Sunday, March 15, 2015

William B Peach 3.15.15

William B. Peach


The following is part of an interview by Carin Gordon for Marblehead magazine with  brothers Bill and Ben Hawkes.

William Peach was a mason and was the third generation of Peaches to carry on the family masonry business in town. His grandsons, William Peach and the Hawkes' brother Ben, William and Lincoln, and their descendants speak glowingly of this man whose favorite expression was "bully." William Peach's grandfather Richard founded the business, and his grandson William and great grandsons David and Edward carry on the family tradition today. This family built stone and brickwork all over town.
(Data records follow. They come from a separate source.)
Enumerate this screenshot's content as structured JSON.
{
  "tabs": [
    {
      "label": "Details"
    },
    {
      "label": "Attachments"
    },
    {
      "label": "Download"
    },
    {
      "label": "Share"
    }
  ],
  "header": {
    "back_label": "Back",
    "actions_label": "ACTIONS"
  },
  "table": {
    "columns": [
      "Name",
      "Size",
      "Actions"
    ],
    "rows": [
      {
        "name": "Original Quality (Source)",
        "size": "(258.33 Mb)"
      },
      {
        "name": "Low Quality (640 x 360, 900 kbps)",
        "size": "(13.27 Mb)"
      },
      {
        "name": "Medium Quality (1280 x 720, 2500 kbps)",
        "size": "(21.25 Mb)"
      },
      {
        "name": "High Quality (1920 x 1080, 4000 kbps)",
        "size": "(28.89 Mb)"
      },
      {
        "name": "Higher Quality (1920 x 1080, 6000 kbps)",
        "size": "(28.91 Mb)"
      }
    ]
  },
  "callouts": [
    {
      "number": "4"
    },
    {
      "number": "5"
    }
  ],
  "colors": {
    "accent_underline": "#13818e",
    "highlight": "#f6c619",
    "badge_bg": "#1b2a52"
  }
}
Grandfather William, while building the stone walls at Redd's Pond began to carve steps out of the rocks there.

"Grandfather William was a man of great strength."  Ben Hawkes remembered "him shovelling a path from Orne Street over Burial Hill to Norman Street, even as an old man, during every snow storm so he could reach his family who had scattered throughout downtown, and then he would continue around Redd's Pond up to Russel Street."

"He loved children," stated Bill Hawkes about his grandfather. "He would keep General Glover's tomb in repair. He did it on his own, probably never saw a dime from the town for doing it. One year while repairing it, he had his four grandchildren around the tomb watching. He had to take off the lid of the tomb in order to repair the brickwork beneath it. He looked in the tomb to see what was left of Glover, reaching in, he picked up a brass button that had been on Glover's uniform. He placed it in each of our hands, explaining to us about General Glover. After we had all seen it, he put it back in the tomb. He could have kept it, but that was the kind of man he was."

William B. Peach with his four grandsons, Ben Hawkes, Bill Hawkes, Lincoln Hawkes and William F. Peach repairing General Glovers tomb. Old Burial Hill about 1930.